Video sex has been available on the Net for more
than a year, but most sites still require the viewer to download
special software to partake.
That's changing as a few leading sites now offer
"no download" streaming video. The technology used is
called "server push," a combination of advanced JPEG
compression, stream management and multiplexing that allows up to
10 simultaneous viewers to see a model directly from their
browsers.
Online Technologies, of East Setauket, N.Y.,
runs nearly 100 adult sites, including its flagship membership
bulletin board called Lifestyle.com. The company developed its
own OS/2-based software that allows Lifestyle.com to run on a
single Pentium 150 PC with 126 ports open. It currently handles
500 simultaneous sessions using a combination of modem and telnet
connections and has the capacity to scale up to 9,000 ports on a
single PC.
"It's probably the most powerful piece of
BBS software ever invented," said Online Technologies
President Marc Kraft, who prefers using a pseudonym.
Current BBS software from industry leaders eSoft
Inc. and Galacticomm Inc. can handle only 96 and 256 ports
respectively.
Multimedia Direct LLC, a New York-based video
sex company, is also looking to move software to the commercial
market. The company has perfected credit card transaction code
that makes in-depth daily statistics available to merchant
customers on the Web. The company also has its own
"microcash" system, which lets members pay once with a
credit card and use the credit at any of the company's seven
sites, including its flagship Decadence.com. Officials said they
plan to spin the technology off this year.
XPics' Carmona has similar designs for his
proprietary transaction software, which he chooses to say little
about for competitive reasons.
"We plan to switch our focus to the
mainstream Web as soon as it reaches critical mass," Carmona
said. "There's only so much you can do in [the adult]
segment."
Kraft has gone a step further and is trying to
clean up and legitimize the Internet porn industry by
establishing the Adult Chamber of Commerce (www.
adultchamber.com), which requires members to adhere to a code of
business ethics. First and foremost is keeping underage surfers
out of adult sites.
Profit margins on free, advertising-supported
Web sites providing erotic images have mushroomed in the past
year. Here's a quick look at the typical economics of such a
site:
YourSexsite.com
Ever wonder whether your World Wide Web site is
more popular than the competition's? Blaise Barrelet can tell
you.
For the past two months, the president of
Websidestory Corp. in San Diego has been perfecting his advanced
counting technology on adult Web sites. The result is the Adult
Top 1,000, a free counting service that now tracks 1,385 sites
that attract an average of 7.5 million hits per day.
The goal, said Barrelet, was never to end up the
ultimate arbiter of adult site sexiness.
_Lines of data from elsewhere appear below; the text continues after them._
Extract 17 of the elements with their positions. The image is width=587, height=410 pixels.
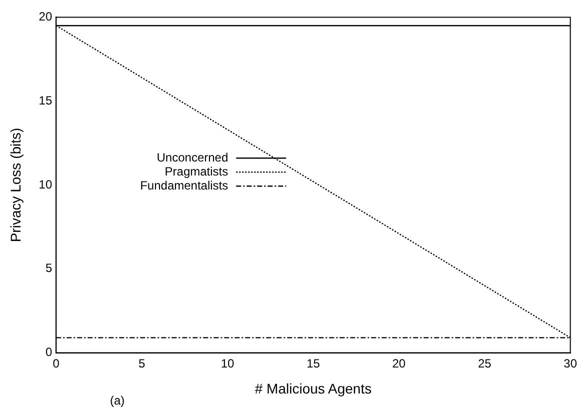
y-tick-label: 15 — [38, 93, 52, 108]
y-axis-title: Privacy Loss (bits) — [7, 128, 24, 242]
x-tick-label: 5 — [138, 356, 146, 370]
x-tick-label: 10 — [220, 356, 235, 370]
x-tick-label: 15 — [306, 356, 320, 370]
y-tick-label: 0 — [45, 345, 52, 360]
y-tick-label: 20 — [38, 10, 52, 24]
legend-label: Fundamentalists — [140, 178, 228, 192]
x-tick-label: 30 — [564, 356, 578, 370]
y-tick-label: 10 — [38, 177, 52, 192]
text: (a) — [110, 393, 125, 408]
legend-label: Unconcerned — [156, 150, 228, 164]
y-tick-label: 5 — [45, 261, 52, 276]
x-axis-title: # Malicious Agents — [254, 380, 372, 396]
x-tick-label: 20 — [392, 356, 406, 370]
x-tick-label: 25 — [478, 356, 492, 370]
legend-label: Pragmatists — [164, 164, 228, 178]
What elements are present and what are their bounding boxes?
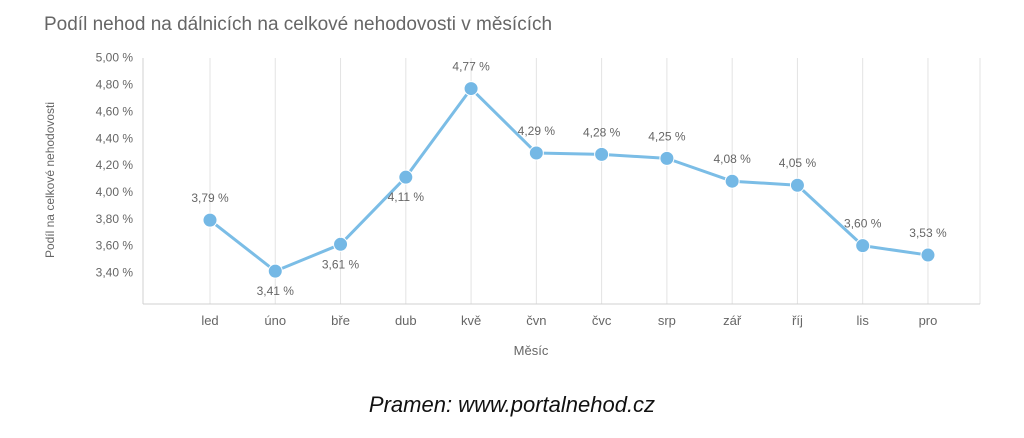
data-label-pro: 3,53 % [909, 226, 947, 240]
y-tick-label: 4,40 % [96, 131, 134, 145]
y-tick-label: 3,60 % [96, 239, 134, 253]
x-tick-label: zář [723, 313, 742, 328]
x-tick-labels: led úno bře dub kvě čvn čvc srp zář říj lis pro [201, 313, 937, 328]
data-point-dub [398, 169, 414, 185]
y-tick-label: 4,80 % [96, 78, 134, 92]
data-label-čvc: 4,28 % [583, 125, 621, 139]
data-label-led: 3,79 % [191, 191, 229, 205]
data-point-kvě [463, 81, 479, 97]
data-markers [202, 81, 936, 279]
y-tick-label: 5,00 % [96, 51, 134, 65]
data-label-čvn: 4,29 % [518, 124, 556, 138]
y-tick-label: 3,80 % [96, 212, 134, 226]
x-tick-label: lis [857, 313, 870, 328]
series-line [209, 87, 929, 273]
x-tick-label: led [201, 313, 218, 328]
data-point-bře [333, 236, 349, 252]
y-tick-label: 4,60 % [96, 104, 134, 118]
y-tick-labels: 3,40 % 3,60 % 3,80 % 4,00 % 4,20 % 4,40 % 4,60… [96, 51, 134, 280]
data-label-bře: 3,61 % [322, 257, 360, 271]
y-axis-title: Podíl na celkové nehodovosti [43, 102, 57, 258]
data-point-zář [724, 173, 740, 189]
data-label-dub: 4,11 % [388, 190, 425, 204]
y-tick-label: 4,00 % [96, 185, 134, 199]
data-point-úno [267, 263, 283, 279]
data-label-lis: 3,60 % [844, 217, 882, 231]
x-tick-label: bře [331, 313, 350, 328]
data-point-čvc [594, 146, 610, 162]
y-tick-label: 3,40 % [96, 266, 134, 280]
x-tick-label: kvě [461, 313, 481, 328]
x-tick-label: čvn [526, 313, 546, 328]
data-point-led [202, 212, 218, 228]
x-tick-label: čvc [592, 313, 612, 328]
data-point-srp [659, 150, 675, 166]
x-tick-label: úno [264, 313, 286, 328]
data-label-kvě: 4,77 % [452, 60, 490, 74]
data-labels: 3,79 % 3,41 % 3,61 % 4,11 % 4,77 % 4,29 % 4,28… [191, 60, 947, 299]
data-point-lis [855, 238, 871, 254]
source-caption: Pramen: www.portalnehod.cz [368, 392, 656, 417]
data-label-zář: 4,08 % [713, 152, 751, 166]
data-point-pro [920, 247, 936, 263]
data-label-úno: 3,41 % [257, 284, 295, 298]
data-point-čvn [528, 145, 544, 161]
x-tick-label: říj [792, 313, 803, 328]
x-axis-title: Měsíc [514, 343, 549, 358]
data-label-říj: 4,05 % [779, 156, 817, 170]
data-point-říj [789, 177, 805, 193]
chart-title: Podíl nehod na dálnicích na celkové neho… [44, 14, 553, 35]
x-tick-label: srp [658, 313, 676, 328]
data-label-srp: 4,25 % [648, 129, 686, 143]
x-tick-label: pro [919, 313, 938, 328]
y-tick-label: 4,20 % [96, 158, 134, 172]
x-tick-label: dub [395, 313, 417, 328]
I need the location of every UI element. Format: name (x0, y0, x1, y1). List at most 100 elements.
Rather, the heavily
traveled adult Web has been the perfect testing ground for a much
bigger idea: creating a Big Board for company site popularity.
"We're like a stock exchange,"
Barrelet said. "We like the technological challenge [of the
adult Web]. We were counting 10 hits a day, now we're counting 7
million."
In only a few weeks, the concept has caught fire
far beyond the flesh houses of the Net.
Websidestory is now running a free Top 1,000
World Sites page (wss5.websidestory.com/wc/ world2.html),
carrying leading site statistics from the advertising, sports,
entertainment and computer industries, just to name a few. Real
Estate Online can be found here, as well as the home page for the
rock band R.E.M.
The concept is deceptively simple. Websidestory
offers its service to any site owner. The setup is quick and easy
-- a brief HyperText Markup Language, or HTML, tag placed on a
site that links into Websidestory's main computer.
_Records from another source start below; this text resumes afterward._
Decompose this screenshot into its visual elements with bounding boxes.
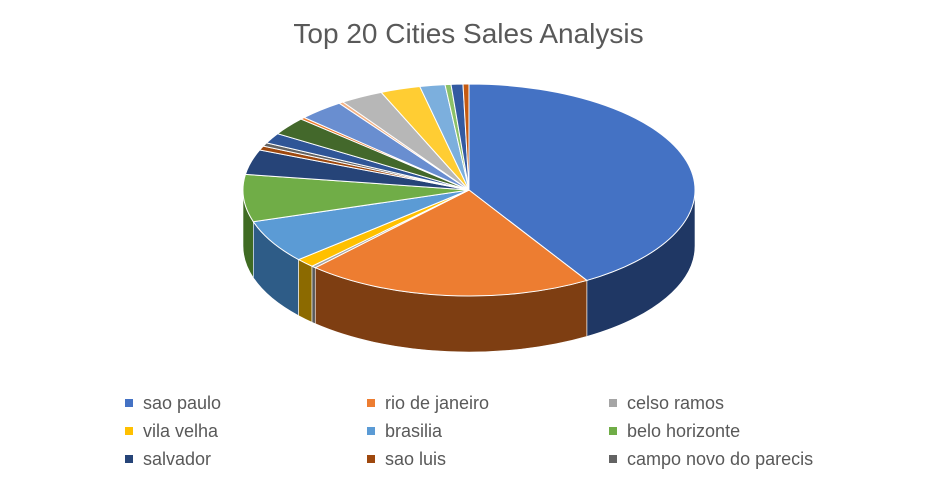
legend-swatch — [609, 399, 617, 407]
legend-item: sao luis — [367, 448, 609, 470]
legend-label: sao paulo — [143, 392, 222, 413]
legend-item: brasilia — [367, 420, 609, 442]
legend-item: vila velha — [125, 420, 367, 442]
legend-swatch — [125, 399, 133, 407]
legend-item: rio de janeiro — [367, 392, 609, 414]
legend-swatch — [367, 455, 375, 463]
legend-item: sao paulo — [125, 392, 367, 414]
legend-label: campo novo do parecis — [627, 448, 814, 469]
pie-slice — [462, 83, 470, 191]
pie-slice-side — [298, 259, 313, 323]
legend-label: brasilia — [385, 420, 443, 441]
pie-slice — [314, 189, 588, 297]
legend-swatch — [125, 455, 133, 463]
legend-swatch — [125, 427, 133, 435]
legend-label: salvador — [143, 448, 212, 469]
legend-swatch — [609, 427, 617, 435]
legend-label: sao luis — [385, 448, 447, 469]
pie-slice-side — [311, 265, 316, 325]
chart-legend: sao paulo rio de janeiro celso ramos vila v… — [125, 392, 885, 470]
legend-swatch — [367, 427, 375, 435]
legend-label: rio de janeiro — [385, 392, 490, 413]
legend-swatch — [609, 455, 617, 463]
legend-item: celso ramos — [609, 392, 885, 414]
legend-item: salvador — [125, 448, 367, 470]
legend-label: celso ramos — [627, 392, 725, 413]
legend-label: vila velha — [143, 420, 219, 441]
legend-item: belo horizonte — [609, 420, 885, 442]
chart-title: Top 20 Cities Sales Analysis — [293, 18, 644, 49]
legend-item: campo novo do parecis — [609, 448, 885, 470]
legend-label: belo horizonte — [627, 420, 741, 441]
pie-slice — [468, 83, 696, 281]
legend-swatch — [367, 399, 375, 407]
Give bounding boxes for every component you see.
From there, the company can track and display
such minutia as number of hits per day, forecasts, unique visits
and returns within one hour, all instantaneously.
Best of all, the service is free to both site
owners and visitors. Barrelet plans to make his money through
banner advertising on the specific industry lists. He's not
guessing. He has already had offers from listed companies and
currently runs Websidestory on sizable revenue from banners on
the Top Adult 1,000 site.
"We're waiting for more traffic and will
start to offer ads soon," Barrelet said.